Now that the 2017 trade deadline is behind us, team salaries around the NBA shouldn’t fluctuate too drastically between now and the end of the season. Teams will continue to make minor roster changes, but as of today, a rest-of-season contract worth the minimum salary would count for no more than $237K on a club’s books. That’s a drop in the bucket when the salary cap is over $94MM.
The relative stability of team payrolls ensures that we can start looking ahead to assess which teams around the NBA will end up in luxury tax territory at season’s end. As it did in free agency last summer, the huge spike in the league’s salary cap continues to have an impact when it comes to taxpayers. Typically, at least a handful of teams pays the tax every year — last season, seven teams did. This season, however, since going into tax territory requires spending more than $113MM on team salary, only two clubs have crossed that threshold.
It’s possible that could change by the end of the 2016/17 season. The Trail Blazers, for instance, are only about $434K below the tax line, so if they need to make some roster changes in the coming weeks, they could get dangerously close to going over the threshold. But at this point, I don’t think Portland will be eager to sign anyone new to replace an injured player or two, since it’s simply not worth it for a club with a 25-35 record to risk becoming a taxpayer this late in the season.

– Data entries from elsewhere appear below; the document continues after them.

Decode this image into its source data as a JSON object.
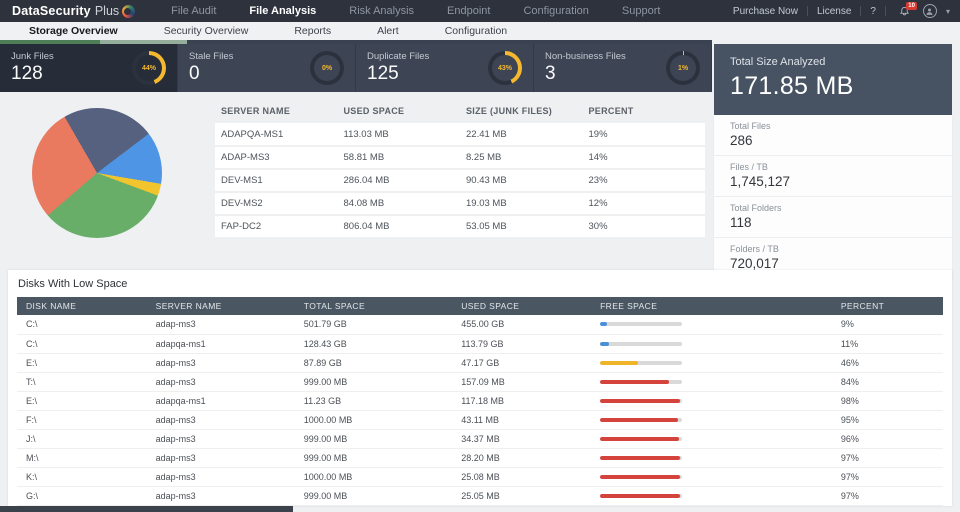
{
  "brand": {
    "name": "DataSecurity",
    "suffix": "Plus"
  },
  "topnav": {
    "items": [
      {
        "label": "File Audit",
        "active": false
      },
      {
        "label": "File Analysis",
        "active": true
      },
      {
        "label": "Risk Analysis",
        "active": false
      },
      {
        "label": "Endpoint",
        "active": false
      },
      {
        "label": "Configuration",
        "active": false
      },
      {
        "label": "Support",
        "active": false
      }
    ],
    "purchase_label": "Purchase Now",
    "license_label": "License",
    "help_label": "?",
    "bell_badge": "10"
  },
  "tabs": [
    {
      "label": "Storage Overview",
      "active": true
    },
    {
      "label": "Security Overview",
      "active": false
    },
    {
      "label": "Reports",
      "active": false
    },
    {
      "label": "Alert",
      "active": false
    },
    {
      "label": "Configuration",
      "active": false
    }
  ],
  "cards": [
    {
      "label": "Junk Files",
      "value": "128",
      "percent": 44,
      "percent_label": "44%",
      "selected": true
    },
    {
      "label": "Stale Files",
      "value": "0",
      "percent": 0,
      "percent_label": "0%",
      "selected": false
    },
    {
      "label": "Duplicate Files",
      "value": "125",
      "percent": 43,
      "percent_label": "43%",
      "selected": false
    },
    {
      "label": "Non-business Files",
      "value": "3",
      "percent": 1,
      "percent_label": "1%",
      "selected": false
    }
  ],
  "summary": {
    "title": "Total Size Analyzed",
    "value": "171.85 MB",
    "stats": [
      {
        "label": "Total Files",
        "value": "286"
      },
      {
        "label": "Files / TB",
        "value": "1,745,127"
      },
      {
        "label": "Total Folders",
        "value": "118"
      },
      {
        "label": "Folders / TB",
        "value": "720,017"
      }
    ]
  },
  "junk_table": {
    "columns": [
      "SERVER NAME",
      "USED SPACE",
      "SIZE (JUNK FILES)",
      "PERCENT"
    ],
    "rows": [
      [
        "ADAPQA-MS1",
        "113.03 MB",
        "22.41 MB",
        "19%"
      ],
      [
        "ADAP-MS3",
        "58.81 MB",
        "8.25 MB",
        "14%"
      ],
      [
        "DEV-MS1",
        "286.04 MB",
        "90.43 MB",
        "23%"
      ],
      [
        "DEV-MS2",
        "84.08 MB",
        "19.03 MB",
        "12%"
      ],
      [
        "FAP-DC2",
        "806.04 MB",
        "53.05 MB",
        "30%"
      ]
    ]
  },
  "disks": {
    "title": "Disks With Low Space",
    "columns": [
      "DISK NAME",
      "SERVER NAME",
      "TOTAL SPACE",
      "USED SPACE",
      "FREE SPACE",
      "PERCENT"
    ],
    "rows": [
      {
        "cells": [
          "C:\\",
          "adap-ms3",
          "501.79 GB",
          "455.00 GB"
        ],
        "percent": 9,
        "percent_label": "9%",
        "bar_color": "blue"
      },
      {
        "cells": [
          "C:\\",
          "adapqa-ms1",
          "128.43 GB",
          "113.79 GB"
        ],
        "percent": 11,
        "percent_label": "11%",
        "bar_color": "blue"
      },
      {
        "cells": [
          "E:\\",
          "adap-ms3",
          "87.89 GB",
          "47.17 GB"
        ],
        "percent": 46,
        "percent_label": "46%",
        "bar_color": "yellow"
      },
      {
        "cells": [
          "T:\\",
          "adap-ms3",
          "999.00 MB",
          "157.09 MB"
        ],
        "percent": 84,
        "percent_label": "84%",
        "bar_color": "red"
      },
      {
        "cells": [
          "E:\\",
          "adapqa-ms1",
          "11.23 GB",
          "117.18 MB"
        ],
        "percent": 98,
        "percent_label": "98%",
        "bar_color": "red"
      },
      {
        "cells": [
          "F:\\",
          "adap-ms3",
          "1000.00 MB",
          "43.11 MB"
        ],
        "percent": 95,
        "percent_label": "95%",
        "bar_color": "red"
      },
      {
        "cells": [
          "J:\\",
          "adap-ms3",
          "999.00 MB",
          "34.37 MB"
        ],
        "percent": 96,
        "percent_label": "96%",
        "bar_color": "red"
      },
      {
        "cells": [
          "M:\\",
          "adap-ms3",
          "999.00 MB",
          "28.20 MB"
        ],
        "percent": 97,
        "percent_label": "97%",
        "bar_color": "red"
      },
      {
        "cells": [
          "K:\\",
          "adap-ms3",
          "1000.00 MB",
          "25.08 MB"
        ],
        "percent": 97,
        "percent_label": "97%",
        "bar_color": "red"
      },
      {
        "cells": [
          "G:\\",
          "adap-ms3",
          "999.00 MB",
          "25.05 MB"
        ],
        "percent": 97,
        "percent_label": "97%",
        "bar_color": "red"
      }
    ]
  },
  "colors": {
    "accent_green": "#4e7e56",
    "gauge_arc": "#f5b82e",
    "gauge_track": "#2b323e",
    "bar_blue": "#4a90d9",
    "bar_yellow": "#f0b429",
    "bar_red": "#d5433d"
  },
  "chart_data": {
    "type": "pie",
    "title": "",
    "legend": "none",
    "start_angle_deg": -30,
    "slices": [
      {
        "label": "slice-1",
        "value": 23,
        "color": "#566180"
      },
      {
        "label": "slice-2",
        "value": 13,
        "color": "#4e95e6"
      },
      {
        "label": "slice-3",
        "value": 3,
        "color": "#f2c52f"
      },
      {
        "label": "slice-4",
        "value": 33,
        "color": "#68ae68"
      },
      {
        "label": "slice-5",
        "value": 28,
        "color": "#e97a5f"
      }
    ]
  }
}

No team besides Portland is all that close to going into the tax. The Mavericks had been about $1MM away prior to the trade deadline, but dumping Andrew Bogut‘s salary in the Nerlens Noel swap with Philadelphia didn’t just help the Sixers reach the salary floor — it also helped Dallas move comfortably away from tax territory.
So which two teams are likely to be the NBA’s only taxpayers this season? Well, the first one comes as no surprise…
- Team salary for tax purposes: $127,262,331
- Amount above the luxury tax line: $13,975,331
- Projected tax bill: $26,188,328
The Cavaliers actually project to go even further into the tax this weekend, once Derrick Williams‘ second 10-day contract expires and the team locks him up to a rest-of-season deal. However, it could be worse. Cleveland’s January trade that sent Mo Williams and Mike Dunleavy to Atlanta in exchange for Kyle Korver actually reduced the team’s salary and tax bill noticeably.
Prior to that move, the Cavs had been more than $15MM above the tax line, meaning they were a tier-four taxpayer, accruing $3.25 in taxes for every dollar spent. Now that they’re back in the third tier, their tax bill is slightly more manageable.
- Team salary for tax purposes: $114,740,032
- Amount above the luxury tax line: $1,453,032
- Projected tax bill: $3,632,580
The Clippers were always close enough to the luxury tax line that it seemed plausible they could duck below it at some point this season by dumping a little salary in a trade. However, doing so almost certainly would have meant parting with a rotation player, and Doc Rivers has seemed perfectly content to stand pat — the Clippers haven’t made a single signing or cut all season.
While the Clippers won’t be on the hook for nearly as big a tax bill as Cleveland, the fact that the team remains in the tax isn’t great news. It’ll be the fourth consecutive year that Steve Ballmer‘s club has been a taxpayer, and with lucrative new contracts for Chris Paul, Blake Griffin, and J.J. Redick potentially on tap this summer, the Clippers likely won’t be cutting costs in 2017/18. If they’re in the tax again next season, the Clips will continue to fact the more punitive penalties for repeat taxpayers.